L 8 SF 5356/11 AB

Land
Baden-Württemberg
Sozialgericht
LSG Baden-Württemberg
Sachgebiet
Sonstige Angelegenheiten
Abteilung
8
1. Instanz
-
Aktenzeichen
-
Datum
-
2. Instanz
LSG Baden-Württemberg
Aktenzeichen
L 8 SF 5356/11 AB
Datum
3. Instanz
Bundessozialgericht
Aktenzeichen
-
Datum
-
Kategorie
Beschluss
Der Befangenheitsantrag des Klägers im Verfahren S 7 U 3268/11 gegen Richterin O. wird abgelehnt.

Gründe:

Der Senat ist für die Entscheidung über das am 28.11.2011 beim SG Reutlingen eingegangene Ablehnungsgesuch des Klägers vom 25.11.2011 zuständig.
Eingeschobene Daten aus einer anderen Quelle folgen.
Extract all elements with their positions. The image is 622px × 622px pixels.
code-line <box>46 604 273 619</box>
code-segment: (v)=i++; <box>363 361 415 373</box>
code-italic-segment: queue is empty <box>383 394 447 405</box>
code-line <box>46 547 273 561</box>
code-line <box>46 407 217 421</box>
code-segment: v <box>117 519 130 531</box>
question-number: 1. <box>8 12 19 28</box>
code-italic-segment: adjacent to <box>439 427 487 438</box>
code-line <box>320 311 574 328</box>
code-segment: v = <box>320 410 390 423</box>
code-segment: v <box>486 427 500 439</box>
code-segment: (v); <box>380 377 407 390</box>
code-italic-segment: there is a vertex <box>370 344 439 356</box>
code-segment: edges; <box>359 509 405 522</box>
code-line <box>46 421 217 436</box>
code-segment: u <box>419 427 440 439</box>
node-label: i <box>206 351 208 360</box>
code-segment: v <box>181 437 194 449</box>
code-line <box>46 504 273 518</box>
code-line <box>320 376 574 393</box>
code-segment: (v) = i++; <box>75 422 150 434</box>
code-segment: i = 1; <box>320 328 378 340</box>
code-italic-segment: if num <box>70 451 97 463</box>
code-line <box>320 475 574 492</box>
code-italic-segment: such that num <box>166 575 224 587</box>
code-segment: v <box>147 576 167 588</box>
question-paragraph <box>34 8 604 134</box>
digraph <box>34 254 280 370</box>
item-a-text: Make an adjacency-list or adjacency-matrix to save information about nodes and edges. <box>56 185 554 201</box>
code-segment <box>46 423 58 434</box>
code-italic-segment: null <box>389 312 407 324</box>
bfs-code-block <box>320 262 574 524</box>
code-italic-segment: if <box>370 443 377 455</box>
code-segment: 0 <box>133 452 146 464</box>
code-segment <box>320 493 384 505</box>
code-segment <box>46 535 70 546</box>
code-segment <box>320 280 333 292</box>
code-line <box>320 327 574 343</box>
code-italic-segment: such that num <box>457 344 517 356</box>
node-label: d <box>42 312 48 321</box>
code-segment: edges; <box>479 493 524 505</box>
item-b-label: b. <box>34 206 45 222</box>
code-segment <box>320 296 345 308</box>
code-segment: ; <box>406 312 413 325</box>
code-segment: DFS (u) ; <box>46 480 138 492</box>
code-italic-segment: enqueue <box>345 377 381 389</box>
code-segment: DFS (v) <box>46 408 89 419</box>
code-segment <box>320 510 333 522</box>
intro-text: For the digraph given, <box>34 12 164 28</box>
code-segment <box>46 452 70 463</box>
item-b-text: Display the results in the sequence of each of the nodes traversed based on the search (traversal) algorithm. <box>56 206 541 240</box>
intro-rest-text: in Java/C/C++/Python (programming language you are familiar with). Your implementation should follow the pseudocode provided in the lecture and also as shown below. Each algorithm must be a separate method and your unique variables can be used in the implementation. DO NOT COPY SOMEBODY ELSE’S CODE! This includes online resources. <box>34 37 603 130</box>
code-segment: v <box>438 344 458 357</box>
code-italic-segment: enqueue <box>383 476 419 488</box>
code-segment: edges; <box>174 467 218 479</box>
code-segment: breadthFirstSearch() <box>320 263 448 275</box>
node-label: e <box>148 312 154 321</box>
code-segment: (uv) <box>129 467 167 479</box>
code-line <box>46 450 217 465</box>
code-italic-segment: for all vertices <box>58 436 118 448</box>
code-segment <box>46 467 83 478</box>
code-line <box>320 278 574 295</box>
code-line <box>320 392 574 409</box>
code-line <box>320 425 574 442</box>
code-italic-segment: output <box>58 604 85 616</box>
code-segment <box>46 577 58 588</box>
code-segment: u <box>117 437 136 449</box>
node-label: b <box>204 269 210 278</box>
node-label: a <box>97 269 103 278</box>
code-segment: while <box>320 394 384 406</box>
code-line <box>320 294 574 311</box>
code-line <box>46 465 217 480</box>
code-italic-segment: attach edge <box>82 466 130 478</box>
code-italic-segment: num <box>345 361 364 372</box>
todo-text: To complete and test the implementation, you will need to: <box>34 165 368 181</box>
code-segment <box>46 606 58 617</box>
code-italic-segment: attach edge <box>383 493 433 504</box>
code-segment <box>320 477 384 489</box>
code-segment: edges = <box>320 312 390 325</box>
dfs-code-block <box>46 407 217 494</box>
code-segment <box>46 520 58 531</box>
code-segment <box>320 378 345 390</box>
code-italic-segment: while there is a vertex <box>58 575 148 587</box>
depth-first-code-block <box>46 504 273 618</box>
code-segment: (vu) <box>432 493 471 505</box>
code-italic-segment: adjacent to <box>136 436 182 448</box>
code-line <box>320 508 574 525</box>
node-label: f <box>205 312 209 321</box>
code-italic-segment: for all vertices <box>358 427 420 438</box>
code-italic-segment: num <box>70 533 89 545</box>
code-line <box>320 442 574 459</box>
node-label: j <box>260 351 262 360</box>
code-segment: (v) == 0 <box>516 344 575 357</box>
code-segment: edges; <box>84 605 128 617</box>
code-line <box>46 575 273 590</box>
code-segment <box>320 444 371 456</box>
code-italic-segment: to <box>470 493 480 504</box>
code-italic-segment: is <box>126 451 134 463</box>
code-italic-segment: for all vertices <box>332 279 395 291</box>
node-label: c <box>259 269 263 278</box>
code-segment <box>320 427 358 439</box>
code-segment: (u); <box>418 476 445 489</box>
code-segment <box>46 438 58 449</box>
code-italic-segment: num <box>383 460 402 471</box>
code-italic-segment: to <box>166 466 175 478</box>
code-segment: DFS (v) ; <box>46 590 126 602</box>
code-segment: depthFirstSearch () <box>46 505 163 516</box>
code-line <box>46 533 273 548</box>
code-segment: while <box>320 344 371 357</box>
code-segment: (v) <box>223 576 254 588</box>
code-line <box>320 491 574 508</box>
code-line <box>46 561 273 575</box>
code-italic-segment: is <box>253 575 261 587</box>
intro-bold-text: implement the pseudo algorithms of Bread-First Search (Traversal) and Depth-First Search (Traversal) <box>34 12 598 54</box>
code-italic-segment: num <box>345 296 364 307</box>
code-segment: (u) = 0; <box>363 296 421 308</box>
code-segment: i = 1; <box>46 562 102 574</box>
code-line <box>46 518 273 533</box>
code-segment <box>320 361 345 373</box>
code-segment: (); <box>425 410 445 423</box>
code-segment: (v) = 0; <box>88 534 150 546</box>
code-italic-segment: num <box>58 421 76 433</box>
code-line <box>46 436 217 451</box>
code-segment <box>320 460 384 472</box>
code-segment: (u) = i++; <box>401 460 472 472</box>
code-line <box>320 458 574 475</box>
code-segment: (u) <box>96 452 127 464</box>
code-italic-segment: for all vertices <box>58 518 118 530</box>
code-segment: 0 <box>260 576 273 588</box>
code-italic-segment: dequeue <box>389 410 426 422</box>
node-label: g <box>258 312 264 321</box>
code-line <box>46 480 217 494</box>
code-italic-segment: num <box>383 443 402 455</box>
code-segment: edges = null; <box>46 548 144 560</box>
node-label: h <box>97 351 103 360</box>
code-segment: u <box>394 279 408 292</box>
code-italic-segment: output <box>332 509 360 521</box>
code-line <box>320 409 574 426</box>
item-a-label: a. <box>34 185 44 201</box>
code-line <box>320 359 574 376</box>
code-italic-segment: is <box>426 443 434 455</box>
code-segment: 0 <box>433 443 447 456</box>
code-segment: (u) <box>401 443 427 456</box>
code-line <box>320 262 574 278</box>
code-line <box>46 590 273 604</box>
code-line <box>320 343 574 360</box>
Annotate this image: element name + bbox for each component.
Dem steht nicht entgegen, dass § 60 Abs. 1 Satz 2 Sozialgerichtsgesetz - SGG - durch Art. 8 Ziffer 4 b) des Vierten Gesetz zur Änderung des Vierten Buches des Sozialgesetzbuch und anderer Gesetze vom 22.12.2011 (BGBl I 3057) mit Wirkung zum 01.01.2012 (Art. 23) aufgehoben wurde (vgl. hierzu Landessozialgericht Nordrhein-Westfalen, Beschluss vom 18.01.2012 - L 11 SF 430/11 AB -, veröffentlicht im Internet: sozialgerichtsbarkeit.de, dem sich der Senat anschließt).

Das Ablehnungsgesuch des Klägers gegen Richterin O. (im Folgenden: O.) ist zulässig, aber nicht begründet.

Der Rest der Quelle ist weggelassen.